His circumstances at the Junior Worlds highlight what will perhaps be the biggest challenge to his Tokyo 2020 dreams: Japan’s incredible depth in men’s artistic gymnastics, and his youth. Typically, male gymnasts often lack the strength required for events like the still rings until their early twenties.
In addition to Oka and Doi, Kitazono will have to contend with Kaya Kazuma, who won team and parallel bars bronze at the 2019 World Championships in Stuttgart, Kanigawa Wataru, Kenzo Shirai, Uchimura himself and others for what will likely be Japan’s six tickets to Tokyo 2020.

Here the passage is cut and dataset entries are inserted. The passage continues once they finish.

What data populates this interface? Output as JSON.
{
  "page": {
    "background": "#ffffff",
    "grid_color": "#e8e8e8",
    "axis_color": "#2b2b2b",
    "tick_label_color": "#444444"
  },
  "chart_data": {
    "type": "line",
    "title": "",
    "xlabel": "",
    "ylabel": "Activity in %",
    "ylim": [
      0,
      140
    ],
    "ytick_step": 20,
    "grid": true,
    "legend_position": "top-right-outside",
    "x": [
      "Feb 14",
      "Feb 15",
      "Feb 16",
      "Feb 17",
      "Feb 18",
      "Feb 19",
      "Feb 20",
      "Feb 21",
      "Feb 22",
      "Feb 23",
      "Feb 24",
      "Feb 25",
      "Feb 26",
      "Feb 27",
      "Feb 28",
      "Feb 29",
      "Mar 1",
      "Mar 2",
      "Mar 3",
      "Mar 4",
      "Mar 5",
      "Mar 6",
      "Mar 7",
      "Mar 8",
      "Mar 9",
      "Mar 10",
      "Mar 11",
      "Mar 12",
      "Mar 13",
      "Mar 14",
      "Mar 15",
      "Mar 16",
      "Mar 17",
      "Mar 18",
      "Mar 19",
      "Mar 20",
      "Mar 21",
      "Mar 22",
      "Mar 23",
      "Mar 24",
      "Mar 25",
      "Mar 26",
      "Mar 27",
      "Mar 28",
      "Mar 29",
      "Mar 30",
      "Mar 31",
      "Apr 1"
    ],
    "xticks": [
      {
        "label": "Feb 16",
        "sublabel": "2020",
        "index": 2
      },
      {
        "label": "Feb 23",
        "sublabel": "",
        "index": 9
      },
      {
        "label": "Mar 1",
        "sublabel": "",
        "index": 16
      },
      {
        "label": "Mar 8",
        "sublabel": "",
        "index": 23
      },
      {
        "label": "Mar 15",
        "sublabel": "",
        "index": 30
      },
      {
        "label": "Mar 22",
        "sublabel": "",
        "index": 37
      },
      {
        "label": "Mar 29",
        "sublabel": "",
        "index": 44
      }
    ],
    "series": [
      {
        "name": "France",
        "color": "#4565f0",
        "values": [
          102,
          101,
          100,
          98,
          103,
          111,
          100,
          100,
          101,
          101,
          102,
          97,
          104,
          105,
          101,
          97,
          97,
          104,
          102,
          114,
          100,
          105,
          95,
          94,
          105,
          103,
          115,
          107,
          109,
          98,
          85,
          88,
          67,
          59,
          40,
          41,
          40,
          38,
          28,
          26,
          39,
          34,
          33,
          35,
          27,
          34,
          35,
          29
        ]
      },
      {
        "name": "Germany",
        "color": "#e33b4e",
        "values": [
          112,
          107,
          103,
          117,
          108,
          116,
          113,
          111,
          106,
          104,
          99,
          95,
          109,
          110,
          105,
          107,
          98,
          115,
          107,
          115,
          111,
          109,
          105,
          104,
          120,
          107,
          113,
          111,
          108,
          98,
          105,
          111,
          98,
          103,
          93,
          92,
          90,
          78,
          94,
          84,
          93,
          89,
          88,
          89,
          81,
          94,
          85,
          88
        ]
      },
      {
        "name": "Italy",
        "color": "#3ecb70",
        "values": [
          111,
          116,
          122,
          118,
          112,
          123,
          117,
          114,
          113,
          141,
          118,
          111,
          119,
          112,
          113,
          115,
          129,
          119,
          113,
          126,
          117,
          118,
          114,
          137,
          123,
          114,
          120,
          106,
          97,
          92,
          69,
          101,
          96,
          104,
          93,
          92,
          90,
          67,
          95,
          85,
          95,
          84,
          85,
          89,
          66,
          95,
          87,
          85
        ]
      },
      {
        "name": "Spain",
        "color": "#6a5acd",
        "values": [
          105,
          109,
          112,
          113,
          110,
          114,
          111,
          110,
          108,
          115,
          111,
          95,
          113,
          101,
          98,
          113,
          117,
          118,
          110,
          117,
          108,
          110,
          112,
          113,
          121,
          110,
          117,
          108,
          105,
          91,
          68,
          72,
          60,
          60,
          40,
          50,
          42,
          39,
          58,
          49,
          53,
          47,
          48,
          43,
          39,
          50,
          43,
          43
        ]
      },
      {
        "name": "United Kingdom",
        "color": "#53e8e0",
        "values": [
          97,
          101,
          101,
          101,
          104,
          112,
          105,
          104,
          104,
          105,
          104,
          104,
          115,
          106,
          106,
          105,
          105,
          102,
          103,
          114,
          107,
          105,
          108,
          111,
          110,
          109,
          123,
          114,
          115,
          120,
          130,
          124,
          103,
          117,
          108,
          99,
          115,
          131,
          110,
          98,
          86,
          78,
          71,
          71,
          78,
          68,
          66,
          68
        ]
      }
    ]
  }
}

Currently, Japan has qualified a four-man team to the Games and will have the opportunity to add two more individual athletes through World Cup and continental competitions in 2021.
Despite whatever obstacles may lay ahead for Kitazono, he’s made it clear he’s up for the challenge.
During the coronavirus lockdown, he announced that he would join the prestigious gymnastics club Tokushukai next April. There, he’ll work with Olympic-champion-turned-coach Yoneda Isao.
"I felt that it was the best environment available to me as I continue to take the next steps in gymnastics,” Kitazono said. “I have been pushing myself all long at Seifu (High School) and I am not going to stray from that. I will keep working hard to achieve my goals to become an athlete everyone will look up to.”
Together, Kitazono and Yoneda, who won team gold and parallel bars bronze at the Athens 2004 Olympics, will take advantage of the extra time granted to the youngster through the postponement of the Tokyo Games. It could be a crucial period as Kitazono works to increase his strength and the difficulty value of his routines.
"The Tokyo Olympics haven't been cancelled,” he said. “That goal has always been there, and it's what I'm working for."